Car Price Rise to Come to an End: State Official

11:35:24 AM | 2/10/2006

Retail prices of automobiles in Vietnam will surely fall in the coming time, said Deputy Minister of Industry Do Huu Hao, following Toyota Vietnam’s announcement of reducing prices for several popular models in the country.
 
“Those still intending to increasing car prices will put their heads in the noose,” Hao said, adding that Vietnamese consumers now are more aware of market movements, not bearing pressures from advertisements of carmakers.
 
Previously, all foreign-led carmakers operating in Vietnam announced that car prices will increase due to a 10 per cent special consumption tax (SCT) rise to 50 per cent imposed on locally assembled sedans in spite of severer competition from imported cars which enjoy a 30 per cent SCT cut and 10 per cent import tax reduction to 50 per cent and 90 per cent, respectively.
 
Hao said tax cuts on imported cars are conditions for Vietnam’s entry to the World Trade Organization (WTO) from influencing partners like the United States and Japan, which wanted Vietnam to reduce import tariffs on imported used and new cars to 60 per cent.
 
To warn carmakers about their pricing policies, the deputy minister said Vietnam may accept requirements for car import tax cuts in the WTO negotiations but in a specific itinerary.
 
Furthermore, domestic automakers are building factories to make sedans, a key product of most foreign-led carmakers here, Hao said.
 
Tu Van Hung, deputy general director of Vinamotor, one of the largest domestic auto assemblers in Vietnam, said his corporation will roll off first sedans by the end of this year.
 
In addition, many Chinese companies are surveying the Vietnamese emerging car market to pour money into making sedans here. At least, one Chinese firm will be allowed to manufacture sedans in Vietnam when the country enters the WTO.
 
Last but not least, three new foreign-led joint ventures including Japan’s Honda, Taiwan’s VMEP and Malaysia’s JRD are building car factories. Honda will release its favorite Civic sedan by the middle of this year.
 
Toyota Vietnam, the largest foreign-led carmakers in Vietnam, is the first in the country to announce a car price reduction for its popular models of Zace GL, Corolla Altis, Zace Surf, Vios 1.5G and Vios Limo from February 1.
 
Under the new quotation, a Zace GL will be lowered to US$27,000 from US$29,800, a Corolla Altis to US$35,500 from US$37,300, a Zace Surf to US$29.000 USD from US$32,000, a Vios 1.5G to US$25,500 from US$27,800 and a Vios Limo to US$23,700 from US$24,700.
 
According to market experts, discounted models are Toyota best sellers.
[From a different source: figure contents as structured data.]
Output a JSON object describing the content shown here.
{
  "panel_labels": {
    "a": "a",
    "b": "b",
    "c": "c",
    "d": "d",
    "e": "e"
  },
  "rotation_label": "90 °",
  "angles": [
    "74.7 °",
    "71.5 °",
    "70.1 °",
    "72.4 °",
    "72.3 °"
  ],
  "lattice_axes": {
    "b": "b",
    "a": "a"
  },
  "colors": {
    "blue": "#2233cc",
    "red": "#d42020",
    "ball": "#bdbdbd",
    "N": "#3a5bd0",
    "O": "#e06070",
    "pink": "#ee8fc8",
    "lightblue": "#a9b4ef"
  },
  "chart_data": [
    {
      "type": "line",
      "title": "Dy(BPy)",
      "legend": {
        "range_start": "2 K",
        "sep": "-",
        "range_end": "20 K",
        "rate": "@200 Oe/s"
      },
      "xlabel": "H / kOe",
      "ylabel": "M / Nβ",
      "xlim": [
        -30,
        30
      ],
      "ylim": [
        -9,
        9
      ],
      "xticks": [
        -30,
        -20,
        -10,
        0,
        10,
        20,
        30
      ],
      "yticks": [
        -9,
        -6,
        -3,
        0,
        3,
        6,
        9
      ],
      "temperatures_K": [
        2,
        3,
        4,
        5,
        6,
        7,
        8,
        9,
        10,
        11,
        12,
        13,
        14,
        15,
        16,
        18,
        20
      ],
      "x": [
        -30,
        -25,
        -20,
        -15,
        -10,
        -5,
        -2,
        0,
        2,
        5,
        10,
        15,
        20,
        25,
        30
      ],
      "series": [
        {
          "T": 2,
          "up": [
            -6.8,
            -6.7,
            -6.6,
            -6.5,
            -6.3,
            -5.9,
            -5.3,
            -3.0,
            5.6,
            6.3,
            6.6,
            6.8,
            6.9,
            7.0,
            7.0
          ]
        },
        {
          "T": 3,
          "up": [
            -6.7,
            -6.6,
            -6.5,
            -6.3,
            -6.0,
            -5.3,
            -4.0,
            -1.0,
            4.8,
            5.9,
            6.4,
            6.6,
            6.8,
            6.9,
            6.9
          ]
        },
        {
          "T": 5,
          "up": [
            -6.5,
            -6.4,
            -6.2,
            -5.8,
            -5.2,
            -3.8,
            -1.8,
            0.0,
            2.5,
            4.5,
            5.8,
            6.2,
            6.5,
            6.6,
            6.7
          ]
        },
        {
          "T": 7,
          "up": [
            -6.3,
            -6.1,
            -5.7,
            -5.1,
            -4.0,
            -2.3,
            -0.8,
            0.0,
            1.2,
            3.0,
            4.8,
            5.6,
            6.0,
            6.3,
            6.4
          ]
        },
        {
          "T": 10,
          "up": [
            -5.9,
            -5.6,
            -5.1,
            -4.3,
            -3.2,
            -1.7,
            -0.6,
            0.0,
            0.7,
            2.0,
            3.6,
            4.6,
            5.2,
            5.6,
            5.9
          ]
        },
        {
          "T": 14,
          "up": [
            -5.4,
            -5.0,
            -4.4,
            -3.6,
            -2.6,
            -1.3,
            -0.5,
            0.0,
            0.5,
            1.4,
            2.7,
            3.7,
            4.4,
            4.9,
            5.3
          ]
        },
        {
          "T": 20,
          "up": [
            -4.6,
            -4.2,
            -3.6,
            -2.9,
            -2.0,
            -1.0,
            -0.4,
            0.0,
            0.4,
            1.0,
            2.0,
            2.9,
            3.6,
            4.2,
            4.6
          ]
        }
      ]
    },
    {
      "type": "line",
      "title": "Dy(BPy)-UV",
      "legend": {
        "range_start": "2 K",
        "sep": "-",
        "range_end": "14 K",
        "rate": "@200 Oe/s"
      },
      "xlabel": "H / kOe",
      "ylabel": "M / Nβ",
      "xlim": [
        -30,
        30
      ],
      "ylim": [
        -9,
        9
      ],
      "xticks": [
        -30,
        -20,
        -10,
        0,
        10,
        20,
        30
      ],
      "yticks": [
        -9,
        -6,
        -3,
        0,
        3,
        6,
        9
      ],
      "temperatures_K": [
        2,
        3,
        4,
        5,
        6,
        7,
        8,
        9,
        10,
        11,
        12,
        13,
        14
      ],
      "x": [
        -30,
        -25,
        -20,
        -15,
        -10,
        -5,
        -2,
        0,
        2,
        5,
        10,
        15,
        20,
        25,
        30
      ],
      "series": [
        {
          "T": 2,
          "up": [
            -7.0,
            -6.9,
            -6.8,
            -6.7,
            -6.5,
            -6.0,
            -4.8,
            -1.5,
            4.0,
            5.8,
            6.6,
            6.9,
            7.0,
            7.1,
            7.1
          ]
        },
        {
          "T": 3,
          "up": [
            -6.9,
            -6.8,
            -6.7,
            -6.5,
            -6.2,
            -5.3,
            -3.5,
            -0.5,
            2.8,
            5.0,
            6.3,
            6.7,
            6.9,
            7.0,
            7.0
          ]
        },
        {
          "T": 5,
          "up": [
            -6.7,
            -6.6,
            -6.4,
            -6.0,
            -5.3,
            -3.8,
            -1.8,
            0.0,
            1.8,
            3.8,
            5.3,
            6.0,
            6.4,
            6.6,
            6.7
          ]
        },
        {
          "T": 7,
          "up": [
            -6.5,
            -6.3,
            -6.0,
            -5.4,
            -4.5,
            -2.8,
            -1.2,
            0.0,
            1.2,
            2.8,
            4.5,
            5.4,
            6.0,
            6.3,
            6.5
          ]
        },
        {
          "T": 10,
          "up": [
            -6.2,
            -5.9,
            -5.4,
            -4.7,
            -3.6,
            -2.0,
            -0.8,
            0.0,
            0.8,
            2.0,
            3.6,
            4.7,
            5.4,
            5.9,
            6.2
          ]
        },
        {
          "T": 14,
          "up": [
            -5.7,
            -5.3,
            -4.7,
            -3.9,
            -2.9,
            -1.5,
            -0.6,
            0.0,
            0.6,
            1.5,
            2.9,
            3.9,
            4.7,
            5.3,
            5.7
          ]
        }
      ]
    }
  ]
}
Therefore, when the market freezes, Toyota has a large volume of these models in stock.
 
Toyota’s price cut will affect other foreign carmakers in the country, they said.
 
However, a Daewoo official said his company has no plan for increasing or reducing its car prices.
 
According local media, by the end of January, only Mitsubishi and Mercedes have their car prices increased. However, selling prices are normally lower than their quotations. “A Mercedes C180K Classic is sold at US$54,999 while the Mercedes-Benz quotation is US$59,200 and a Mercedes C240 Avantgarde is sold at US$64,999 but the quotation is US$81,000,” it said.
 
Under the statistics released by the Vietnam Automobile Manufacturers Association (VAMA), 11 operational car joint ventures sold only 1,517 cars in January, down 36 per cent against the same period last year.